Apparentemente, basterebbe che il Governo permetta di conservare alcuni segni esterni di culto perché la Chiesa istituzionale si dichiari soddisfatta, anche se l’intero complesso —nella sua anima, nel suo simbolismo e nel suo significato— venga svuotato e convertito in un museo della “memoria democratica”.
Dal rispetto formale alla complicità passiva
COPE riporta con tono rassicurante che “la basilica avrà un accesso diretto e indipendente per le attività legate al culto”. Ma quel “accesso indipendente” non è una garanzia: è un confinamento.
Significa che il tempio, prima cuore del complesso, diventerà uno spazio isolato, tollerato all’interno di un racconto politico che nega la sua origine e il suo fine sacro.
Accettare questo come una buona notizia equivale a celebrare che ci lascino una cappella all’interno di un parco tematico. È, in fondo, confondere la preservazione estetica con la fedeltà spirituale.
Quali accordi?
Secondo varie fonti, il Governo e la Santa Sede hanno annunciato un accordo il 4 marzo 2025 sul futuro della Valle dei Caduti. Tuttavia, il testo integrale non è mai stato pubblicato.

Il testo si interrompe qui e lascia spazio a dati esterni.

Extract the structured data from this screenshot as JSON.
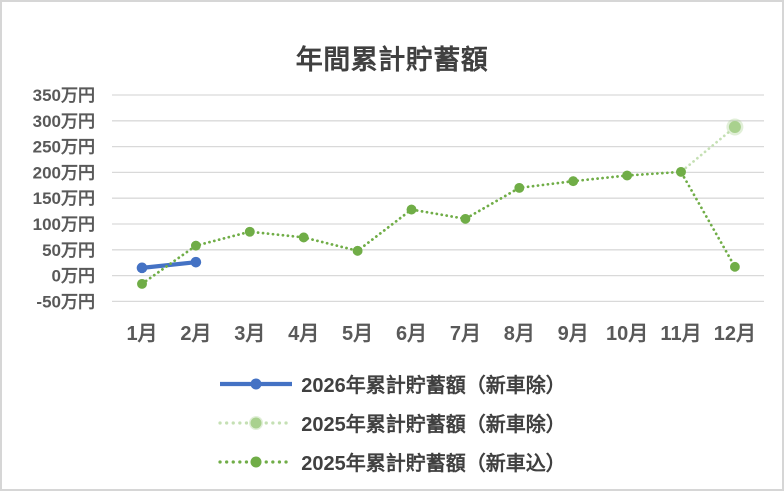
{
  "chart_data": {
    "type": "line",
    "title": "年間累計貯蓄額",
    "categories": [
      "1月",
      "2月",
      "3月",
      "4月",
      "5月",
      "6月",
      "7月",
      "8月",
      "9月",
      "10月",
      "11月",
      "12月"
    ],
    "y_axis": {
      "unit": "万円",
      "range": [
        -50,
        350
      ],
      "ticks": [
        {
          "label": "350万円",
          "value": 350
        },
        {
          "label": "300万円",
          "value": 300
        },
        {
          "label": "250万円",
          "value": 250
        },
        {
          "label": "200万円",
          "value": 200
        },
        {
          "label": "150万円",
          "value": 150
        },
        {
          "label": "100万円",
          "value": 100
        },
        {
          "label": "50万円",
          "value": 50
        },
        {
          "label": "0万円",
          "value": 0
        },
        {
          "label": "-50万円",
          "value": -50
        }
      ]
    },
    "grid": true,
    "legend_position": "bottom",
    "colors": {
      "grid": "#D9D9D9",
      "axis_text": "#595959",
      "title_text": "#404040"
    },
    "series": [
      {
        "name": "2026年累計貯蓄額（新車除）",
        "style": "solid",
        "color": "#4472C4",
        "marker_color": "#4472C4",
        "values": [
          15,
          26,
          null,
          null,
          null,
          null,
          null,
          null,
          null,
          null,
          null,
          null
        ]
      },
      {
        "name": "2025年累計貯蓄額（新車除）",
        "style": "dotted",
        "color": "#C5E0B4",
        "marker_color": "#A9D18E",
        "values": [
          -16,
          58,
          85,
          74,
          48,
          128,
          110,
          170,
          183,
          194,
          201,
          288
        ]
      },
      {
        "name": "2025年累計貯蓄額（新車込）",
        "style": "dotted",
        "color": "#70AD47",
        "marker_color": "#70AD47",
        "values": [
          -16,
          58,
          85,
          74,
          48,
          128,
          110,
          170,
          183,
          194,
          201,
          17
        ]
      }
    ]
  }
}
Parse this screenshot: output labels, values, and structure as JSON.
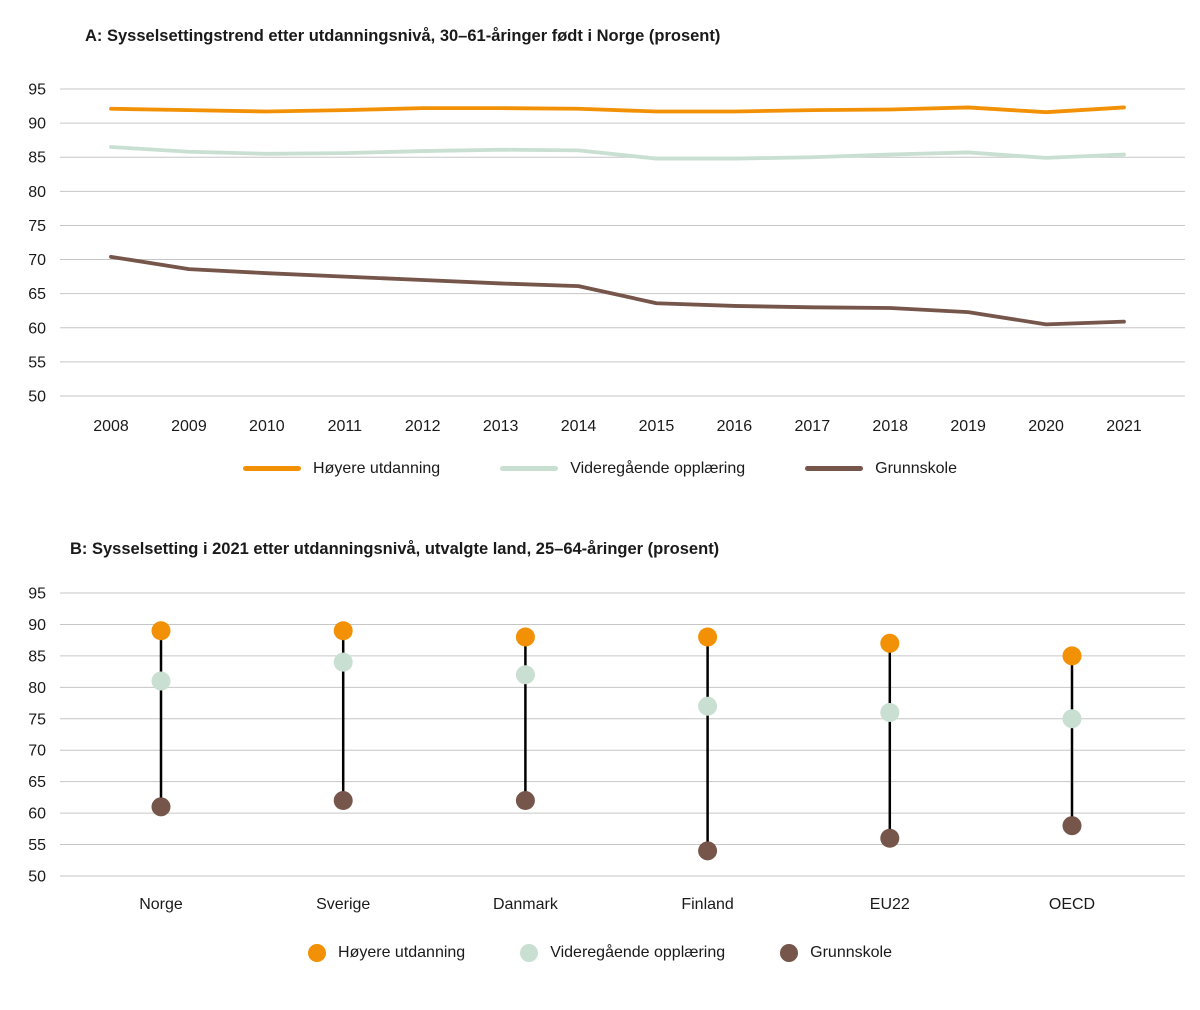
{
  "colors": {
    "hoyere": "#F29105",
    "videregaende": "#C9DFD2",
    "grunnskole": "#76554A",
    "grid": "#C6C6C6",
    "text": "#1A1A1A",
    "connector": "#000000"
  },
  "chart_data": [
    {
      "id": "panelA",
      "type": "line",
      "title": "A: Sysselsettingstrend etter utdanningsnivå, 30–61-åringer født i Norge (prosent)",
      "x": [
        2008,
        2009,
        2010,
        2011,
        2012,
        2013,
        2014,
        2015,
        2016,
        2017,
        2018,
        2019,
        2020,
        2021
      ],
      "ylim": [
        50,
        95
      ],
      "ytick_step": 5,
      "grid": true,
      "legend_position": "bottom",
      "series": [
        {
          "name": "Høyere utdanning",
          "color_key": "hoyere",
          "values": [
            92.1,
            91.9,
            91.7,
            91.9,
            92.2,
            92.2,
            92.1,
            91.7,
            91.7,
            91.9,
            92.0,
            92.3,
            91.6,
            92.3
          ]
        },
        {
          "name": "Videregående opplæring",
          "color_key": "videregaende",
          "values": [
            86.5,
            85.8,
            85.5,
            85.6,
            85.9,
            86.1,
            86.0,
            84.8,
            84.8,
            85.0,
            85.4,
            85.7,
            84.9,
            85.4
          ]
        },
        {
          "name": "Grunnskole",
          "color_key": "grunnskole",
          "values": [
            70.4,
            68.6,
            68.0,
            67.5,
            67.0,
            66.5,
            66.1,
            63.6,
            63.2,
            63.0,
            62.9,
            62.3,
            60.5,
            60.9
          ]
        }
      ]
    },
    {
      "id": "panelB",
      "type": "scatter",
      "title": "B: Sysselsetting i 2021 etter utdanningsnivå, utvalgte land, 25–64-åringer (prosent)",
      "categories": [
        "Norge",
        "Sverige",
        "Danmark",
        "Finland",
        "EU22",
        "OECD"
      ],
      "ylim": [
        50,
        95
      ],
      "ytick_step": 5,
      "grid": true,
      "legend_position": "bottom",
      "series": [
        {
          "name": "Høyere utdanning",
          "color_key": "hoyere",
          "values": [
            89,
            89,
            88,
            88,
            87,
            85
          ]
        },
        {
          "name": "Videregående opplæring",
          "color_key": "videregaende",
          "values": [
            81,
            84,
            82,
            77,
            76,
            75
          ]
        },
        {
          "name": "Grunnskole",
          "color_key": "grunnskole",
          "values": [
            61,
            62,
            62,
            54,
            56,
            58
          ]
        }
      ]
    }
  ]
}
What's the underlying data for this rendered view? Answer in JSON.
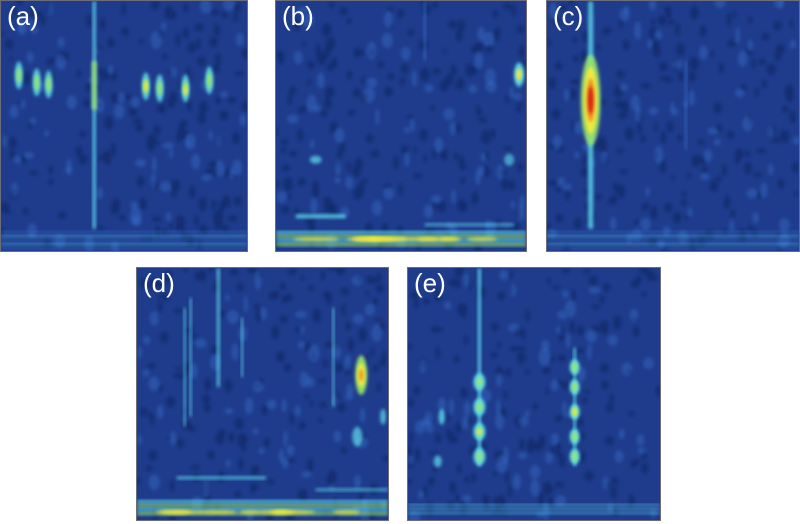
{
  "panels": [
    {
      "id": "a",
      "label": "(a)"
    },
    {
      "id": "b",
      "label": "(b)"
    },
    {
      "id": "c",
      "label": "(c)"
    },
    {
      "id": "d",
      "label": "(d)"
    },
    {
      "id": "e",
      "label": "(e)"
    }
  ],
  "colors": {
    "background": "#1f3c8c",
    "dark": "#142a6e",
    "mid": "#3a78d8",
    "cyan": "#5fe0f0",
    "green": "#9be86a",
    "yellow": "#f2ea3c",
    "orange": "#f08a24",
    "red": "#d01818"
  }
}
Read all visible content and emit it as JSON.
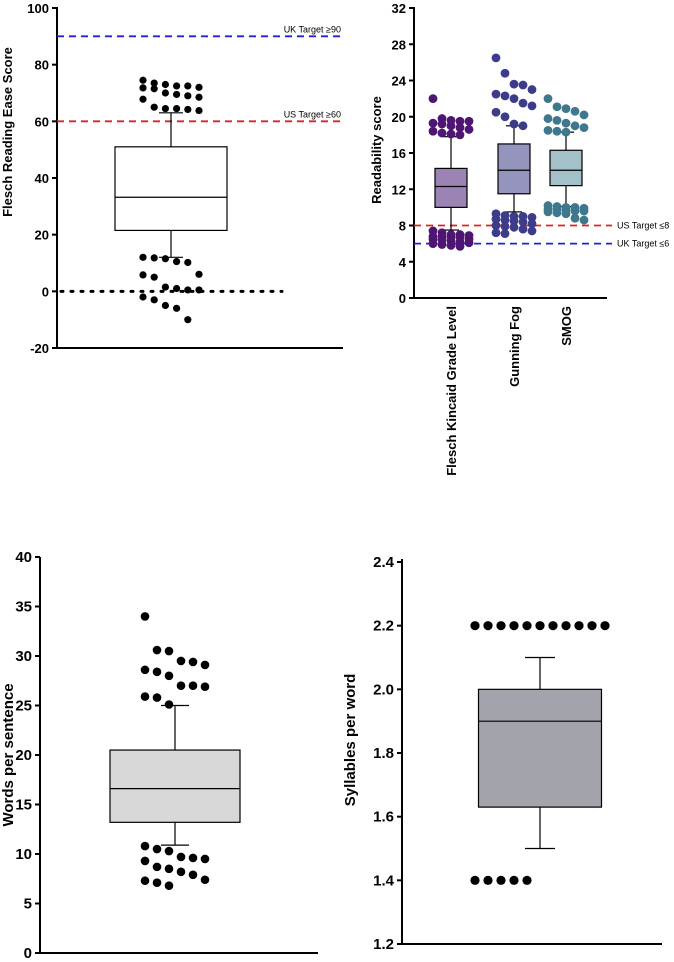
{
  "chart_data": [
    {
      "id": "fre",
      "type": "box",
      "ylabel": "Flesch Reading Ease Score",
      "ylim": [
        -20,
        100
      ],
      "yticks": [
        -20,
        0,
        20,
        40,
        60,
        80,
        100
      ],
      "reference_lines": [
        {
          "value": 90,
          "label": "UK Target ≥90",
          "color": "#2222cc",
          "style": "dashed"
        },
        {
          "value": 60,
          "label": "US Target ≥60",
          "color": "#dd2222",
          "style": "dashed"
        },
        {
          "value": 0,
          "label": "",
          "color": "#000000",
          "style": "dotted"
        }
      ],
      "boxes": [
        {
          "name": "",
          "color": "#ffffff",
          "point_color": "#000000",
          "q1": 21.5,
          "median": 33.2,
          "q3": 51,
          "whisker_low": 12,
          "whisker_high": 63,
          "outliers": [
            74.5,
            73.5,
            73,
            72.5,
            72.5,
            72,
            71.8,
            71.5,
            70,
            69.5,
            69,
            68.5,
            67.8,
            65,
            64.5,
            64.5,
            64.2,
            63.8,
            12,
            11.8,
            11.5,
            10.5,
            10.2,
            6,
            5.8,
            5,
            1.5,
            1,
            0.5,
            0.5,
            -2,
            -3,
            -5,
            -6,
            -10
          ]
        }
      ]
    },
    {
      "id": "grade",
      "type": "box",
      "ylabel": "Readability score",
      "ylim": [
        0,
        32
      ],
      "yticks": [
        0,
        4,
        8,
        12,
        16,
        20,
        24,
        28,
        32
      ],
      "categories": [
        "Flesch Kincaid Grade Level",
        "Gunning Fog",
        "SMOG"
      ],
      "reference_lines": [
        {
          "value": 8,
          "label": "US Target ≤8",
          "color": "#dd2222",
          "style": "dashed"
        },
        {
          "value": 6,
          "label": "UK Target ≤6",
          "color": "#2222cc",
          "style": "dashed"
        }
      ],
      "boxes": [
        {
          "name": "Flesch Kincaid Grade Level",
          "color": "#9b84b4",
          "point_color": "#4e1573",
          "q1": 10,
          "median": 12.3,
          "q3": 14.3,
          "whisker_low": 7.5,
          "whisker_high": 17.8,
          "outliers": [
            22,
            19.8,
            19.6,
            19.5,
            19.5,
            19.3,
            19.2,
            19,
            18.8,
            18.6,
            18.4,
            18.2,
            18.1,
            18,
            7.4,
            7.2,
            7,
            7,
            6.9,
            6.8,
            6.8,
            6.7,
            6.7,
            6.5,
            6.5,
            6.4,
            6.3,
            6.2,
            6.1,
            6,
            5.9,
            5.8,
            5.7
          ]
        },
        {
          "name": "Gunning Fog",
          "color": "#9494bc",
          "point_color": "#3c3c8a",
          "q1": 11.5,
          "median": 14.1,
          "q3": 17,
          "whisker_low": 9.5,
          "whisker_high": 19,
          "outliers": [
            26.5,
            24.8,
            23.6,
            23.5,
            23,
            22.5,
            22.3,
            22,
            21.5,
            21.2,
            20.5,
            20,
            19.2,
            19,
            9.3,
            9.1,
            9,
            9,
            8.9,
            8.7,
            8.6,
            8.5,
            8.4,
            8.2,
            8,
            7.9,
            7.8,
            7.6,
            7.4,
            7.2,
            7.1
          ]
        },
        {
          "name": "SMOG",
          "color": "#a4c0c8",
          "point_color": "#3f788c",
          "q1": 12.4,
          "median": 14.1,
          "q3": 16.3,
          "whisker_low": 10.1,
          "whisker_high": 18.3,
          "outliers": [
            22,
            21.1,
            20.9,
            20.6,
            20.2,
            19.8,
            19.6,
            19.3,
            19,
            18.8,
            18.5,
            18.4,
            18.3,
            10.2,
            10.1,
            10,
            10,
            9.9,
            9.8,
            9.8,
            9.7,
            9.6,
            9.6,
            9.5,
            9.4,
            9.3,
            8.8,
            8.6
          ]
        }
      ]
    },
    {
      "id": "wps",
      "type": "box",
      "ylabel": "Words per sentence",
      "ylim": [
        0,
        40
      ],
      "yticks": [
        0,
        5,
        10,
        15,
        20,
        25,
        30,
        35,
        40
      ],
      "reference_lines": [],
      "boxes": [
        {
          "name": "",
          "color": "#d8d8d8",
          "point_color": "#000000",
          "q1": 13.2,
          "median": 16.6,
          "q3": 20.5,
          "whisker_low": 10.9,
          "whisker_high": 25,
          "outliers": [
            34,
            30.6,
            30.5,
            29.5,
            29.4,
            29.1,
            28.6,
            28.4,
            28,
            27,
            27,
            26.9,
            25.9,
            25.8,
            25.1,
            10.8,
            10.5,
            10.3,
            9.7,
            9.6,
            9.5,
            9.3,
            8.7,
            8.5,
            8.2,
            7.9,
            7.4,
            7.3,
            7.1,
            6.8
          ]
        }
      ]
    },
    {
      "id": "spw",
      "type": "box",
      "ylabel": "Syllables per word",
      "ylim": [
        1.2,
        2.4
      ],
      "yticks": [
        "1.2",
        "1.4",
        "1.6",
        "1.8",
        "2.0",
        "2.2",
        "2.4"
      ],
      "reference_lines": [],
      "boxes": [
        {
          "name": "",
          "color": "#a3a3ab",
          "point_color": "#000000",
          "q1": 1.63,
          "median": 1.9,
          "q3": 2.0,
          "whisker_low": 1.5,
          "whisker_high": 2.1,
          "outliers": [
            2.2,
            2.2,
            2.2,
            2.2,
            2.2,
            2.2,
            2.2,
            2.2,
            2.2,
            2.2,
            2.2,
            1.4,
            1.4,
            1.4,
            1.4,
            1.4
          ]
        }
      ]
    }
  ]
}
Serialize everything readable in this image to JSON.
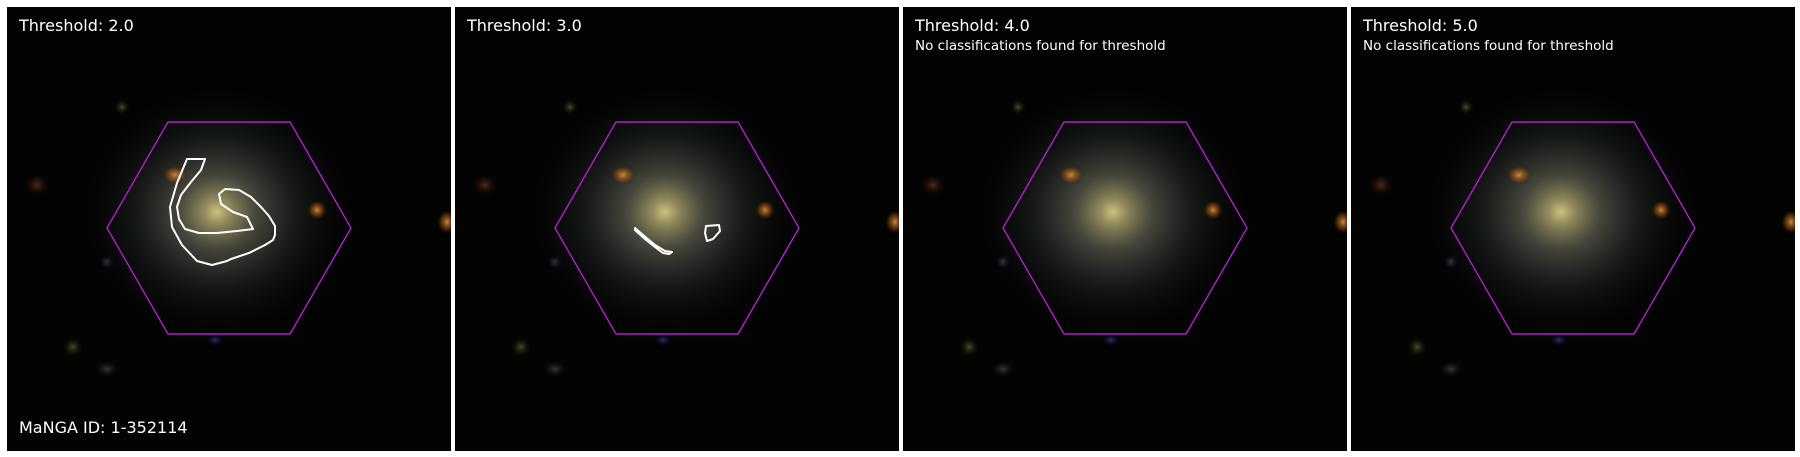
{
  "panels": [
    {
      "title": "Threshold: 2.0",
      "subtitle": "",
      "contours": [
        "large-arc",
        "curl"
      ]
    },
    {
      "title": "Threshold: 3.0",
      "subtitle": "",
      "contours": [
        "streak",
        "blob"
      ]
    },
    {
      "title": "Threshold: 4.0",
      "subtitle": "No classifications found for threshold",
      "contours": []
    },
    {
      "title": "Threshold: 5.0",
      "subtitle": "No classifications found for threshold",
      "contours": []
    }
  ],
  "footer": {
    "manga_id": "MaNGA ID: 1-352114"
  },
  "colors": {
    "hexagon": "#b020c8",
    "contour": "#ffffff",
    "background": "#030303"
  }
}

Lo stesso Bollettino Ufficiale dello Stato menziona la sua esistenza nella Risoluzione del 5 maggio 2025, dove si specifica che il concorso di idee per la risignificazione “rispetterà i termini stabiliti nell’accordo sottoscritto il passato 4 marzo 2025 tra i rappresentanti della Chiesa Cattolica e il Governo di Spagna” —Parolin e Bolaños—. Ma il documento non è allegato né è stato diffuso da nessuna delle parti.
Pertanto, non esiste fino ad oggi una versione pubblica dell’accordo con le condizioni, i firmatari né le clausole concrete.
I media hanno solo riportato versioni parziali —parlando della permanenza dei monaci, della continuità del culto e del relevo del priore—, ma senza riscontro documentale né trasparenza ufficiale e con variabili che sembrano non essere scritte sulla carta.
Una questione che obbliga a chiedere: cosa si è accordato realmente, chi lo ha firmato e con quale autorità morale o canonica?
Mentre il Governo procede nella risignificazione del monumento, la Chiesa mantiene il silenzio su un patto che —se autentico— segnerà un precedente storico e richiederà nomi, date e responsabilità.
La trappola della risignificazione
Il Governo ha annunciato che investirà 30 milioni di euro in questa operazione, presentandola come una “tripla prospettiva artistica, architettonica e paesaggistica”.
COPE ripete quella descrizione senza avvertire che quella tripla prospettiva esclude l’essenziale: la fede.
Quello che lo Stato chiama “trasformare” è desacralizzare; quello che chiama “memoria” è revisionismo; e quello che proclama come “riconciliazione” è un racconto senza Cristo.
Che un mezzo cattolico adotti quel linguaggio senza sfumature né critica rivela una preoccupante assimilazione al discorso secolare, un silenzio comodo che, nella pratica, si converte in complicità e normalizza la profanazione.